Kertas Lecek Rara - Chapter VI (part three)
‘Langit’


 “Gue sayang sama dia! Sayang!”. “Gue cinta sama dia! Gue selalu setia sama dia, gue percaya dia! Gue selalu coba buat ngertiin dia, gue maafin dia setiap kali dia bikin salah, gue ngasih dia kesempatan untuk balikan lagi setelah dia mutusin gue demi orang lain! Dia selingkuh dibelakang gue, gue terima, gue maafin! Tapi kenapa??? Kenapa setelah gue ngasih dia kesempatan, maafin dia, mau nerima dia lagi, kenapa lagi-lagi dia ngekhianatin cinta gue ke dia?? Kenapa lagi-lagi dia selingkuh?? Gue benci!!! Benci banget sama dia!!!”
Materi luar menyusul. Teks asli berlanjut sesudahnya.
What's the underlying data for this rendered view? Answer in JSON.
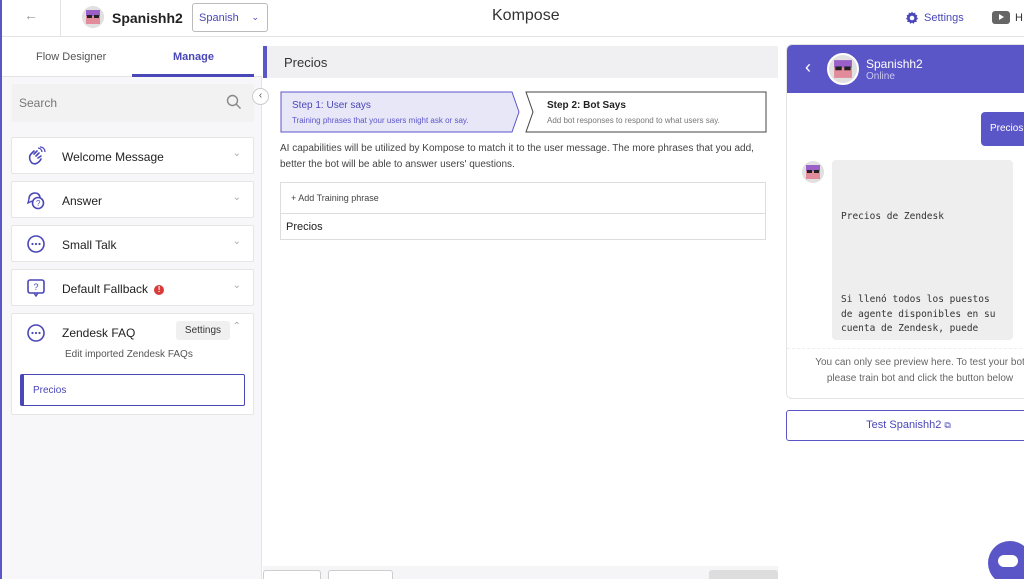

             Reflek pria itu tersenyum. Ia melihat secercah harap. “Terimakasih Tuhan, Engkau masih memberiku kesempatan! Tapi, gue jadi ngerasa jahat sendiri, seneng diatas penderitaan orang. Salah nggak yah??”, kata pria itu dalam hati. “Bukannya loe sayang banget yah sama cowok loe?? Kalau loe bisa maafin perselingkuhan dia yang sebelum-sebelumnya, berarti loe masih bisa maafin yang sekarang bukannya? Apa bedanya sama yang sebelumnya? Toh namanya sama-sama selingkuh!”, pria itu mencoba memberi respon netral. “Please…jangan dimaafin! Jangan dimaafin!! Please bilang enggak!!”, mohon pria itu dalam hati.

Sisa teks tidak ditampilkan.